8. The method according to any one of claims 1 to 5, characterized in that, The step of generating structured fragmented data based on the first large language model, the semantic relation graph, and the multiple text fragments includes: The first large language model is used to generate semantic tags and content summaries for each text segment; Based on the semantic relationship graph, a mapping relationship is established between each text segment to obtain the segment association pointer between each text segment; The structured fragment data is generated based on the multiple text fragments, the semantic tags and content summaries of each text fragment, and the fragment association pointers.

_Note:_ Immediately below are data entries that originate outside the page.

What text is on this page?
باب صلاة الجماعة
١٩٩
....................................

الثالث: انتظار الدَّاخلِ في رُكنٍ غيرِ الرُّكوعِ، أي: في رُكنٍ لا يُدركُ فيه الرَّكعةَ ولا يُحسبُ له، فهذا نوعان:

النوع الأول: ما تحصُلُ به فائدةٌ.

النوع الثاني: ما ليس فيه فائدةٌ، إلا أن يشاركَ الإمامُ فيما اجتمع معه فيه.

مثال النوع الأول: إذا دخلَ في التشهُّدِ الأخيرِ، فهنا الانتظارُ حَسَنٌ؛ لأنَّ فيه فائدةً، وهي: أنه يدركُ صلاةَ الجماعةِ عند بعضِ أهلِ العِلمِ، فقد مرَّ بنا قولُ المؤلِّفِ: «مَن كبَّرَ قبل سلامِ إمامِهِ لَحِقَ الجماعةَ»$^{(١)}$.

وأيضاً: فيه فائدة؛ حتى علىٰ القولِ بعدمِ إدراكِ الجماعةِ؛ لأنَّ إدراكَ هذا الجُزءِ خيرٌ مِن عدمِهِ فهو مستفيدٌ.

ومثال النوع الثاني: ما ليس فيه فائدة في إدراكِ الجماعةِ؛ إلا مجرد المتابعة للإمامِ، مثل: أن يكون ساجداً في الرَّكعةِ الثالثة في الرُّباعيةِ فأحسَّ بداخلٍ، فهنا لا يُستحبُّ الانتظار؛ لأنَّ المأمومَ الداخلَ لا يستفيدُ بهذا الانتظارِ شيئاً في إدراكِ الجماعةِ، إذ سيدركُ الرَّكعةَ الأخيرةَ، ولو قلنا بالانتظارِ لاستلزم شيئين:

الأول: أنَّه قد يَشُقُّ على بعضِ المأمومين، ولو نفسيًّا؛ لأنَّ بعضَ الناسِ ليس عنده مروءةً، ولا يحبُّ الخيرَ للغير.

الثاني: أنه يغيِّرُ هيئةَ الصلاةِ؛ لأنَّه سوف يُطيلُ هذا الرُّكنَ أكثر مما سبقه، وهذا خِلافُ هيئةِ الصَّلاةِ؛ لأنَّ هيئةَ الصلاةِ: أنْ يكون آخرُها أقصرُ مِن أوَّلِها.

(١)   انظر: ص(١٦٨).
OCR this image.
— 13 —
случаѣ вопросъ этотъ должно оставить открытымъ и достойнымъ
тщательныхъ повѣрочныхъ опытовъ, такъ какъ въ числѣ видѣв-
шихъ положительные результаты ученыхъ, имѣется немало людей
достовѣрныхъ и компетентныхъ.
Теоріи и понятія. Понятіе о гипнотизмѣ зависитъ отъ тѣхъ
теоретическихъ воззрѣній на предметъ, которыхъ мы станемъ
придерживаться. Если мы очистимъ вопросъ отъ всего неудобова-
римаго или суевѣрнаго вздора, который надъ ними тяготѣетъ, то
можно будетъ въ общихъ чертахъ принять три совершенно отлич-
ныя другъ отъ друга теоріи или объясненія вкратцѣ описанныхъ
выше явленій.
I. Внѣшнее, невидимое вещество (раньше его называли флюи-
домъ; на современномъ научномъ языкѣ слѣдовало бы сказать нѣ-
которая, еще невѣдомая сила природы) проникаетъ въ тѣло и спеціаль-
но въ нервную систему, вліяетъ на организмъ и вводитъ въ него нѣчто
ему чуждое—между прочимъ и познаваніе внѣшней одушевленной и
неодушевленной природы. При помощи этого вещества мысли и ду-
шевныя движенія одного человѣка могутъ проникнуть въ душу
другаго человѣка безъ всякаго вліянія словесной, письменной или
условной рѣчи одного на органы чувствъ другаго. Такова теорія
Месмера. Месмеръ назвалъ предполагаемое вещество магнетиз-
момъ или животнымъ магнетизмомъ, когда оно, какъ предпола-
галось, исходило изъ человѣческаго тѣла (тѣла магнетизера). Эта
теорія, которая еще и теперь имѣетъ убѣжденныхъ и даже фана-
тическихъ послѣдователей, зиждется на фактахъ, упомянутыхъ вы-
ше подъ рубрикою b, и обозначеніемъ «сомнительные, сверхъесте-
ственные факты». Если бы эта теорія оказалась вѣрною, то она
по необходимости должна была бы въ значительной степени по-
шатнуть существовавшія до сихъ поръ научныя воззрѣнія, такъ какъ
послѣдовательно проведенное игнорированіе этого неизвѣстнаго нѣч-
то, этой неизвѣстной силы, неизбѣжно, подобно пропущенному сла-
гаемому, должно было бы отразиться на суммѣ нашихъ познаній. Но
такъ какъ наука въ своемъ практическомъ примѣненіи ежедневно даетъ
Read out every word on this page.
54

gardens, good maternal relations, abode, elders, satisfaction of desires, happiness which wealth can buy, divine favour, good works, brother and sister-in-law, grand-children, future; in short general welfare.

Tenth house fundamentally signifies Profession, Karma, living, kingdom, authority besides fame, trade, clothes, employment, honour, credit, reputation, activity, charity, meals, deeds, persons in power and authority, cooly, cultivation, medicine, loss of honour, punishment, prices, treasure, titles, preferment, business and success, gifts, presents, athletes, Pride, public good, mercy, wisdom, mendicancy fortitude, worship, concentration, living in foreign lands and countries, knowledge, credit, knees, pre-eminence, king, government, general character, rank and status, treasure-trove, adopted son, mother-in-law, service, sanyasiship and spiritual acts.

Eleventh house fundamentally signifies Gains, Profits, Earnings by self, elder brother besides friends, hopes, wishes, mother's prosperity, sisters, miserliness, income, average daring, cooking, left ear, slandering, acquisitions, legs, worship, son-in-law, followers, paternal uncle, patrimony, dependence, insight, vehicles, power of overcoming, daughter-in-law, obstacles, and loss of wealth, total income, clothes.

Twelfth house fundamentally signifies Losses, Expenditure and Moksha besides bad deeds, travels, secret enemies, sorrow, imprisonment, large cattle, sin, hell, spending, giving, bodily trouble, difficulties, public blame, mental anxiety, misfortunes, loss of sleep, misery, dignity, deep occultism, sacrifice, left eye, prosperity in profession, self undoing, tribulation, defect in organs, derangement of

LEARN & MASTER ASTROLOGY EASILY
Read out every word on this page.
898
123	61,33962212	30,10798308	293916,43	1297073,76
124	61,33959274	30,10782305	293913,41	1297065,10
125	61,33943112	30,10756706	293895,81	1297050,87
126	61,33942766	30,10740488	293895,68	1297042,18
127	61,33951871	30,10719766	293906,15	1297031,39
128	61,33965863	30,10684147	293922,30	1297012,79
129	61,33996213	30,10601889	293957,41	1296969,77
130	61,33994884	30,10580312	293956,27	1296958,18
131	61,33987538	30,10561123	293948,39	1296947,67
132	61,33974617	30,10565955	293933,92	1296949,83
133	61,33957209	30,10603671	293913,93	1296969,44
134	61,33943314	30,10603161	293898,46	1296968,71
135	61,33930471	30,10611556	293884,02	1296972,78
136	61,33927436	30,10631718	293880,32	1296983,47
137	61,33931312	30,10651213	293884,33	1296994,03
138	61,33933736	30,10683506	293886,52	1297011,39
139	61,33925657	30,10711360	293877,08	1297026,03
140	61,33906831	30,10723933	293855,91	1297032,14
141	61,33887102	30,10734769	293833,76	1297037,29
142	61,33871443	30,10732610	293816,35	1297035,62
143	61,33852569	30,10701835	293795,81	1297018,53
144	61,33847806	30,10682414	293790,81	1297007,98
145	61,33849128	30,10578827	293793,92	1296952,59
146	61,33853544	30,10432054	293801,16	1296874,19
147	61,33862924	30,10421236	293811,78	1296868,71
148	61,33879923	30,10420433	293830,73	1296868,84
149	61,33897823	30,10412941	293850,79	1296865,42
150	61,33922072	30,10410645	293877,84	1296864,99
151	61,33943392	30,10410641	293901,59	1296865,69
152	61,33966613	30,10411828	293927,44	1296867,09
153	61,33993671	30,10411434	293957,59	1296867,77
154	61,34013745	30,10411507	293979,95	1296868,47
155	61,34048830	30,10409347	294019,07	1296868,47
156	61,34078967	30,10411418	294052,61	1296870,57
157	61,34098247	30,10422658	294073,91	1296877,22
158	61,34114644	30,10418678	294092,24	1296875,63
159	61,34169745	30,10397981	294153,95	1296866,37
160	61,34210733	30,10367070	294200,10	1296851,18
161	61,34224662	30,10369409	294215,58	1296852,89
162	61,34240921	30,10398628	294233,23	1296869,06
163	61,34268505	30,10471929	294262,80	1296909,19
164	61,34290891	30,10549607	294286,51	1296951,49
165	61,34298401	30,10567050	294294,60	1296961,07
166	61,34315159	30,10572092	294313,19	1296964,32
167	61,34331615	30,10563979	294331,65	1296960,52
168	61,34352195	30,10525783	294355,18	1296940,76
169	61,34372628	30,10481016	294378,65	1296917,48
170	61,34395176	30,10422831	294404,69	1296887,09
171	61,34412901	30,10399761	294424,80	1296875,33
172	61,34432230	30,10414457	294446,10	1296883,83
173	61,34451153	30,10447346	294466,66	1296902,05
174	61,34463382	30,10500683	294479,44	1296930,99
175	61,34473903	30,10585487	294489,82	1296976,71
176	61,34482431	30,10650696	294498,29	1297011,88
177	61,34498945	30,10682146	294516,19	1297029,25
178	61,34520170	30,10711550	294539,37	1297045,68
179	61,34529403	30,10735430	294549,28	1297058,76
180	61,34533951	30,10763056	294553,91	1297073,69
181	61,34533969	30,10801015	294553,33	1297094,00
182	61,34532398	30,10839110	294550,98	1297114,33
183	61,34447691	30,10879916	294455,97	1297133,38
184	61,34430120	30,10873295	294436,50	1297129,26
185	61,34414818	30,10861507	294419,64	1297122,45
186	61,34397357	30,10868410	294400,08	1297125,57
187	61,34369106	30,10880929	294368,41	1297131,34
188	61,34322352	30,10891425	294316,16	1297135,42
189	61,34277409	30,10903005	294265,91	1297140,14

9. The method according to any one of claims 1 to 5, characterized in that, The step of inputting the standardized text into the first large language model and outputting a set of semantic units includes: The standardized text is input into the first language model, and the context-aware representation vector is output. The prompting engineering guides the first large language model to detect the semantic boundaries of the standardized text based on the context-aware representation vector, and outputs a set of semantic units.
10. A computer device, characterized in that, include: The memory is configured to store instructions; as well as A processor configured to retrieve the instructions from the memory and, when executing the instructions, to implement the method according to any one of claims 1 to 9.